Mir ist nichts davon bekannt, dass es in diesen Ländern seit Einführung dieser Gesetze eine Epidemie von Falschbeschuldigungen oder gar Falschverurteilungen unschuldiger Männer gegeben hätte. Falls doch, dann nehme ich Quellen hierzu dankend an.
Ich schätze daher die Gefahr, dass es nach einer Unformulierung des deutschen StGB zu derartigen Zuständen käme als relativ gering ein.
Im Übrigen finde ich deine Argumentation widersprüchlich:
die hemmschwelle zur falschanzeige kann allein deswegen schon sinken, weil sich täterinnen früher immerhin noch die mühe gemacht haben sich selbst verletzungen beizufügen. das ist heute dann gott sei dank nicht mehr nötig.
Du bist doch gerade der Meinung, dass es überhaupt keiner (körperlichen) Verletzungen bedarf, um glaubhaft eine Vergewaltigung zu behaupten. Also war die Selbstzufügung solcher Verletzungen weder früher nötig noch wird sie es in Zukunft sein: Es bleibt alles beim Alten.
-Zu meinem Beispielfall und der Strafbarkeit
Du versuchst hier eine Strafbarkeit mit Aspekten zu begründen, die in meiner Beschreibung überhaupt nicht vorkommen und übrigens absichtlich nicht vorkommen. Mir ist bewusst, dass es konkludente Drohungen gibt. Hätte ich die in die Beschreibung des Falls aufnehmen wollen, dann hätte ich das getan.
Ich folge auch nicht deiner Herleitung, warum sich denn ein Vergewaltigungsopfer nicht wehrt. Dass es um Angst geht, da geh ich noch mit. Aber warum muss diese Angst durch eine Einschüchterung (auf welche Art auch immer) des Täters hervorgerufen werden? Vielleicht basiert sie auf früheren Erfahrungen des Opfers, mit denen der Täter gar nichts zu tun hat.
Dass allein körperliche Überlegenheit in der geltenden Rechtssprechung eine Drohung oder schutzlose Lage begründet, würde ich übrigens mal gerne belegt haben, denn das kann ich mir kaum vorstellen.
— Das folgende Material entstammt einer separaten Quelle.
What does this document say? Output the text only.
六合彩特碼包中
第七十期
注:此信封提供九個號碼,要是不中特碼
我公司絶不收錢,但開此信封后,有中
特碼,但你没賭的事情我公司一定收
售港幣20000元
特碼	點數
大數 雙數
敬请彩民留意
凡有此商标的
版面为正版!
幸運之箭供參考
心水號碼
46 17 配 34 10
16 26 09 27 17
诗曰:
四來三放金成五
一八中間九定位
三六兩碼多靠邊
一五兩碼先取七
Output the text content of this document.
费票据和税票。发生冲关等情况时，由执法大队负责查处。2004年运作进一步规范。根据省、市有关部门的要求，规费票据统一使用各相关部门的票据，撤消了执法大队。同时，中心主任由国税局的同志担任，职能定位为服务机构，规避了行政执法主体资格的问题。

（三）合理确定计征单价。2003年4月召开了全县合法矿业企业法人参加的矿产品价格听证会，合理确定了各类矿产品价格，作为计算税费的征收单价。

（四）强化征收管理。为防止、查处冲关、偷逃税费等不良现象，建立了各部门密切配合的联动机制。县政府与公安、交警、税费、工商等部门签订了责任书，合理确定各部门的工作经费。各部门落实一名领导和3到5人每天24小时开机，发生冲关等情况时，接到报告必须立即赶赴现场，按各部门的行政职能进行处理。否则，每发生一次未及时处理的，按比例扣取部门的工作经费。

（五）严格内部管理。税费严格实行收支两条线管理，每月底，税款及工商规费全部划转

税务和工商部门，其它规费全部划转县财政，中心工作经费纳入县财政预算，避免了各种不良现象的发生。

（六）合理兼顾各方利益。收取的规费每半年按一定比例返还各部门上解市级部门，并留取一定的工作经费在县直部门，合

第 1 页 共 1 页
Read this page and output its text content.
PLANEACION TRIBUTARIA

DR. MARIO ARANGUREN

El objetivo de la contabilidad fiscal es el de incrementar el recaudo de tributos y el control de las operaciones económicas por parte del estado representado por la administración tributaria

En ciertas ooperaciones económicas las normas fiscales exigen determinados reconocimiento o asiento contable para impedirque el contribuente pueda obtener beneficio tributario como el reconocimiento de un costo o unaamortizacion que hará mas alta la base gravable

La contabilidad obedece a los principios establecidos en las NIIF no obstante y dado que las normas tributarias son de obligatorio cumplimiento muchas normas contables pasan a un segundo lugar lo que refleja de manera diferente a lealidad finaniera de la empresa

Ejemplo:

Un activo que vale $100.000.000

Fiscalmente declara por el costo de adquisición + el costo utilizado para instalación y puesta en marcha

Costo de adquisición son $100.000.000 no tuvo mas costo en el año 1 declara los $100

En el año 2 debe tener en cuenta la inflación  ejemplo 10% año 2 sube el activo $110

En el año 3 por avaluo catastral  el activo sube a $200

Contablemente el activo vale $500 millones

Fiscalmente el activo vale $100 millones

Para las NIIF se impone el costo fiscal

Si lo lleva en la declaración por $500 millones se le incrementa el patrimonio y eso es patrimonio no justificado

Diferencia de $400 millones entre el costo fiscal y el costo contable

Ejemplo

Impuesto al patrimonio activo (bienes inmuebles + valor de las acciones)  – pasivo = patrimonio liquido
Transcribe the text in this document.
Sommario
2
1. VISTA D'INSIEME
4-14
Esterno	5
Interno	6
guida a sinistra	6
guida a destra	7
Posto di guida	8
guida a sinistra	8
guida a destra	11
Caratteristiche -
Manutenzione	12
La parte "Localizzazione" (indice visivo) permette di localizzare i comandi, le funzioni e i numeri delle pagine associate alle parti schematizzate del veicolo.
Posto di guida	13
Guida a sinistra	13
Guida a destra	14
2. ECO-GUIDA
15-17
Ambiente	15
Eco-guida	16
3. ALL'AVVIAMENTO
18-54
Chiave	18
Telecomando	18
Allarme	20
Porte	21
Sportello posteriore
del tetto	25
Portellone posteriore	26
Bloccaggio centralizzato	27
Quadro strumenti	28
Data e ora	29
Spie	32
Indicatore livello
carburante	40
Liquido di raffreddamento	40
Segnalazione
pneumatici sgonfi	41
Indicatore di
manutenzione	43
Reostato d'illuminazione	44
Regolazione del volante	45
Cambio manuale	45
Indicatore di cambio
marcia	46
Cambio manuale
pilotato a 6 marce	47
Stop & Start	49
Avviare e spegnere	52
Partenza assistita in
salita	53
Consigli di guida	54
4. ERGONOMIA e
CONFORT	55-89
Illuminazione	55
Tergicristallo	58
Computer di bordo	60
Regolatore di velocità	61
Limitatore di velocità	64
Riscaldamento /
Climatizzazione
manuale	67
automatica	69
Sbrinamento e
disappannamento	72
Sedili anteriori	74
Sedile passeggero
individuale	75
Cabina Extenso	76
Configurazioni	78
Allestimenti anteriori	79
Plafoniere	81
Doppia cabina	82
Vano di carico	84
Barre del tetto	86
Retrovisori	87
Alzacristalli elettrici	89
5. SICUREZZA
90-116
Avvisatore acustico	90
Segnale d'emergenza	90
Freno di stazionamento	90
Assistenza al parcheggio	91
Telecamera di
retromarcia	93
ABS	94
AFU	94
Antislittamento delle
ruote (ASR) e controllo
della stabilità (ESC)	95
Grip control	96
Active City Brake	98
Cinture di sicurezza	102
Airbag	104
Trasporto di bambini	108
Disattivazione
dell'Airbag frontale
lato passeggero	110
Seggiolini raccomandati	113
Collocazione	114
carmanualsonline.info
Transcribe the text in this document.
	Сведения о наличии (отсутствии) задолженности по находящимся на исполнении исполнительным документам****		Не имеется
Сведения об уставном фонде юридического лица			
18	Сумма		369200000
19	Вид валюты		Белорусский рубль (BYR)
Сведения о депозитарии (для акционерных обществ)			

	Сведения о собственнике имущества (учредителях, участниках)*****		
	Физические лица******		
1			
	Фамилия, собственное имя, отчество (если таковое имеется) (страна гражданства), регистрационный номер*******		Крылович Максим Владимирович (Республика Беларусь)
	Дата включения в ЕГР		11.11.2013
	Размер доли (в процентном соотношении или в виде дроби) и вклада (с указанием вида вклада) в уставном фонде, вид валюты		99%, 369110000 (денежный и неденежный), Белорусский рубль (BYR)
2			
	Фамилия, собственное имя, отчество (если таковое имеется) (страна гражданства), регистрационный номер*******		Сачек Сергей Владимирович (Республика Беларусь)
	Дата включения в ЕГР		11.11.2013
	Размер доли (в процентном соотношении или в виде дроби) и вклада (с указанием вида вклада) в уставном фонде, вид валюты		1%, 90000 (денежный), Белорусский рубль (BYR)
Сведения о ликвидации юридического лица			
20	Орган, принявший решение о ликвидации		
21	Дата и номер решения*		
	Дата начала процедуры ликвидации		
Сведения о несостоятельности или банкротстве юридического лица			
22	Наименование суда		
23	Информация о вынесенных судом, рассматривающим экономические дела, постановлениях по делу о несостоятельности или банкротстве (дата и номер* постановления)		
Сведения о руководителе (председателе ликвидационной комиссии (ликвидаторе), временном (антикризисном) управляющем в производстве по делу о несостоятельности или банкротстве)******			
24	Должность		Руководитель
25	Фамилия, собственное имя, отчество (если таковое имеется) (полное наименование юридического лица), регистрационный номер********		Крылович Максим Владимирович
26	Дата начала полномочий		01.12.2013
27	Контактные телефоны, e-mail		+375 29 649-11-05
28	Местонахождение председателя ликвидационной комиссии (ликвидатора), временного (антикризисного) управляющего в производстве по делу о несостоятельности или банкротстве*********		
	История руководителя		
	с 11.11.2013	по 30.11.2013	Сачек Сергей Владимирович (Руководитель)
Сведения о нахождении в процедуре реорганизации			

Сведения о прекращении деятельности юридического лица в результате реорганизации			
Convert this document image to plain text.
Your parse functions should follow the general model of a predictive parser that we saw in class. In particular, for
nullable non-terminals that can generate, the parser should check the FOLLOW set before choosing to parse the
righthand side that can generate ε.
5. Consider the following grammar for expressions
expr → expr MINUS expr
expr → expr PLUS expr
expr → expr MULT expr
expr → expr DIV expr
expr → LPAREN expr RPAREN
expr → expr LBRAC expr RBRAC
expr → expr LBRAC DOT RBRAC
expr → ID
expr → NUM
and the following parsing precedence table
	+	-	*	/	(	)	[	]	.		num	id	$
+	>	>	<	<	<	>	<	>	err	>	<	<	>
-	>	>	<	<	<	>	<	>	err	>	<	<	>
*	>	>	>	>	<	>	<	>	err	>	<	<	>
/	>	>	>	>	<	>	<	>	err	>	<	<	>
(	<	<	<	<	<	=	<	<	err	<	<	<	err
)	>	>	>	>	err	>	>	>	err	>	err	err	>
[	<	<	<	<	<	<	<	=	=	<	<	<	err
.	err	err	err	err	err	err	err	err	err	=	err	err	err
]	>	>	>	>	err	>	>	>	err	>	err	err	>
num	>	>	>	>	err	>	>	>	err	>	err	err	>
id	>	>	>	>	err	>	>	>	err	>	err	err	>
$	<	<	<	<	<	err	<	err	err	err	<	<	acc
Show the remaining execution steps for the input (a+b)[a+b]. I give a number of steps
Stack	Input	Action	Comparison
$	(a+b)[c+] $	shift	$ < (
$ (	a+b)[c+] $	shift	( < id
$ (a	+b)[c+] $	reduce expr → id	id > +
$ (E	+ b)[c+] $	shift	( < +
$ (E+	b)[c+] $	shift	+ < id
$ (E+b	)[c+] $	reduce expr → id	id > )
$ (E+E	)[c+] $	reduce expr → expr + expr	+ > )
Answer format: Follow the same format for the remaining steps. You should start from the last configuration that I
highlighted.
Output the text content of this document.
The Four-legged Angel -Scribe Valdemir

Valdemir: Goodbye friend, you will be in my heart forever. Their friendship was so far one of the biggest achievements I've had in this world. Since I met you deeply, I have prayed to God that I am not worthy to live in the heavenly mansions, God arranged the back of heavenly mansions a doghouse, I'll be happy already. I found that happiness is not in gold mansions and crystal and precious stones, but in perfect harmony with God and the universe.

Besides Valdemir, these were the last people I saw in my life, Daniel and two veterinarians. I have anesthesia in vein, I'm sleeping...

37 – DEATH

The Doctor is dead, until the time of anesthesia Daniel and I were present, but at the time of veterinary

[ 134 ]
Männer sind Frauen quasi immer körperlich überlegen, also wäre dieses Kriterium in quasi jedem Fall gegeben und würde die einschränkende Funktion der Begriffe ad absurdum führen.
-Zu den Beispielen für Schutzlücken
Ich hätte mir schon gewünscht, dass du was dazu sagst, warum das denn doch keine Schutzlücken sind, denn ich habe bei Fischer dazu nämlich leider nichts Konkretes gefunden. Ich vermute, du hast nicht in das Dokument reingeguckt, daher:
In folgenden Fällen ist der Täter nach geltendem Recht vollständig straflos:
a) Fälle, in denen der Täter zwar Gewalt ausübt, droht oder das Opfer in schutzloser Lage nötigt, der Entschluss zur Vornahme sexueller Handlungen jedoch erst später gefasst wird, das Opfer jedoch aufgrund des Vorverhaltens
weiterhin eingeschüchtert ist. Hier ist der Töter straflos, weil das Nötigungselement nicht zum Zweck der sexuellen Handlung eingesetzt wurden (fehlender Finalzusammenhang).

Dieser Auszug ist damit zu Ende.